The Japanese Yen strengthens against the US Dollar, outperforming nearly all G10 currencies, as reported by Scotiabank

by VT Markets
/
Jan 17, 2026

The Japanese Yen (JPY) recently gained 0.3% against the US Dollar (USD), performing well among G10 currencies. This surge comes as Japanese officials warn of potential intervention to stabilise the yen, after the Ministry of Finance hinted at ‘bold action’.

Officials appear to target a shift in the USD/JPY pair, aiming for a range between 154.50 and 158. Meanwhile, the government’s bond market shows upward movement, with the 2Y JGB yield rising above 1.20% and the 10Y threatening to surpass 2.20%.

Global Market Trends

Market experts continue observing global trends, with recent fluctuations noted in assets like gold, which fell below $4,600 due to profit-taking. Similarly, the AUD/USD pair dipped following resilient US data, affecting expectations for early Federal Reserve rate cuts.

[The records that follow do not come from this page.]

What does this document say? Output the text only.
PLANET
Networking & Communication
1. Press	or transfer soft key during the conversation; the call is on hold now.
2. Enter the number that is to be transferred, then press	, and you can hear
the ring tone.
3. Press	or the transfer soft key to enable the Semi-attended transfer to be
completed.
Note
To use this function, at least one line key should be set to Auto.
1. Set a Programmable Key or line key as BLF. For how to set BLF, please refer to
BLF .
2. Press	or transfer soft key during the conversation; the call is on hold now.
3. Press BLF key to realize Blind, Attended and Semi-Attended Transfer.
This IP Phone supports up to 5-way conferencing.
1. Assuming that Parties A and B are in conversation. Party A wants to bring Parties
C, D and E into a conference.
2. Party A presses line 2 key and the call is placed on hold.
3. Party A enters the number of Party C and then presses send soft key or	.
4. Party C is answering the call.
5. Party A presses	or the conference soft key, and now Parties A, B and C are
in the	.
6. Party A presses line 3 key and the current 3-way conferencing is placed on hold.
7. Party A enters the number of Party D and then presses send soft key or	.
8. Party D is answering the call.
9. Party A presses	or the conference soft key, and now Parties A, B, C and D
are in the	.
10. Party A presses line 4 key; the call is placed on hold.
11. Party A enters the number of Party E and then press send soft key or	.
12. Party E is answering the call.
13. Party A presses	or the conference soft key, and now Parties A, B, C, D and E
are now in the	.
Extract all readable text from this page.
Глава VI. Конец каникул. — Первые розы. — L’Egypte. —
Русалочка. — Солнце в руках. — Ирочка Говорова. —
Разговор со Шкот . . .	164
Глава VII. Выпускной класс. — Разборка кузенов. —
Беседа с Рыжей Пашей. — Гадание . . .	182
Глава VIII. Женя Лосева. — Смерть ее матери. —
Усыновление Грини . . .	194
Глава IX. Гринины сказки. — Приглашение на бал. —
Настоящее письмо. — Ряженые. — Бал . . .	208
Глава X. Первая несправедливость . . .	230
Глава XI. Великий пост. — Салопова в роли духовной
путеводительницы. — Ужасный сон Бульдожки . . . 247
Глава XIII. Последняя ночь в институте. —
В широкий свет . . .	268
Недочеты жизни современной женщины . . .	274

FXStreet provides information on market dynamics, stressing that investment in open markets carries substantial risk, including potential total loss. They advise conducting thorough personal research before making investment decisions and caution that the provided information may contain errors or not be fully updated.

We must take the Ministry of Finance’s threat of “bold action” seriously, as it signals a high probability of intervention to strengthen the yen. Japan’s latest core CPI reading from December 2025, which clocked in at 2.8%, adds fuel to this fire. This persistent inflation gives the Bank of Japan cover to support a stronger currency.

Looking back from 2025, we remember the decisive interventions that occurred when USD/JPY breached the 152 level back in 2022. The current threat near the 159 mark suggests official tolerance has been exhausted. We believe their immediate goal is to push the pair back into its previous 154.50 to 158.00 comfort zone.

Volatility and Strategy

Implied volatility on JPY options will likely surge in the coming weeks, making strategies that profit from price swings attractive. The soft U.S. Non-Farm Payrolls data from early January has already weakened the dollar, providing a favorable backdrop for Japanese officials to act. Therefore, buying USD/JPY put options is a straightforward way to position for a sharp, intervention-driven drop with defined risk.